BarryM800 Wrote:I initially thought the wording of the principle is ambiguous: "It is healthy for children to engage in an activity that promotes their intellectual development only if engaging in that activity does not detract from their social development." Specifically, the "only if" clause can be construed as modifying the main sentence "It is healthy, only if ..." and thus be construed as "for children to engage in an activity that promotes their intellectual development, it is healthy only if engaging in that activity does not detract from their social development."

(1) Children engage in activity promoting intellectual development: healthy → NOT detract from social development.

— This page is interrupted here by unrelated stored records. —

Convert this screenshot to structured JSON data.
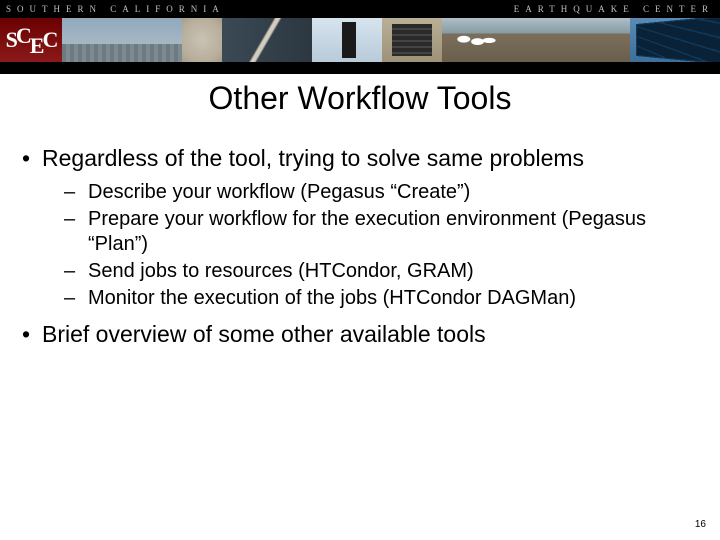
{
  "banner": {
    "org_left": "SOUTHERN CALIFORNIA",
    "org_right": "EARTHQUAKE CENTER",
    "logo_letters": "SCEC"
  },
  "title": "Other Workflow Tools",
  "bullets": [
    {
      "text": "Regardless of the tool, trying to solve same problems",
      "sub": [
        "Describe your workflow (Pegasus “Create”)",
        "Prepare your workflow for the execution environment (Pegasus “Plan”)",
        "Send jobs to resources (HTCondor, GRAM)",
        "Monitor the execution of the jobs (HTCondor DAGMan)"
      ]
    },
    {
      "text": "Brief overview of some other available tools",
      "sub": []
    }
  ],
  "page_number": "16"
}
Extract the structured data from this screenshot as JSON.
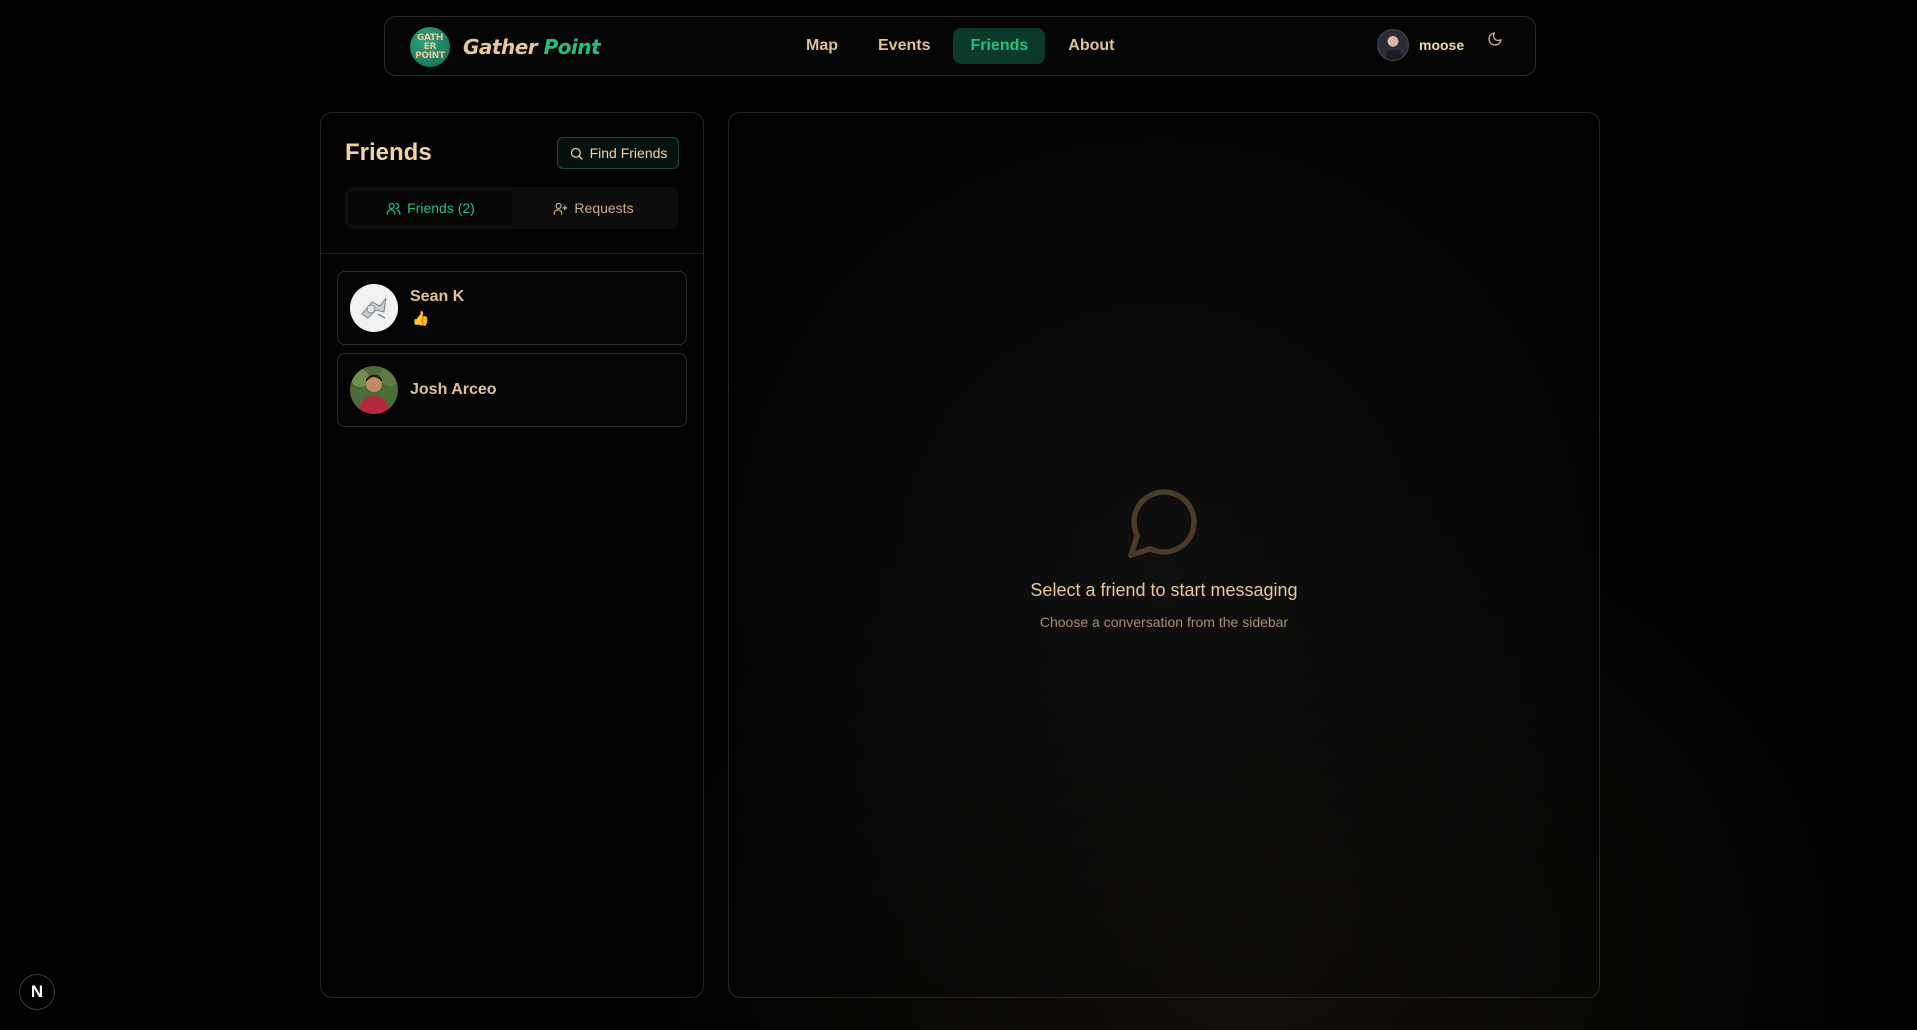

Or the "only if" clause can be construed as modifying the infinitive "to engage in an activity that promotes their intellectual development only if ... is healthy" and thus the main sentence is "It is healthy to ..."

(2) (Children engage in an activity promoting intellectual development → NOT detract from social development) → healthy. Apparently, once the conditional statement within the parenthesis is transformed into its contrapositive form, this construction does not make any sense: (Detract → NOT Children engage) → healthy.

So I'm wondering if there is any grammatical cue for us to go directly to the first interpretation, or maybe the rule of thumb is "only if" always goes to the main verb/sentence? Thanks!



Sure! In conditional logic terms, "only if" = then. So you can substitute then anytime you see only if, and diagram it that way.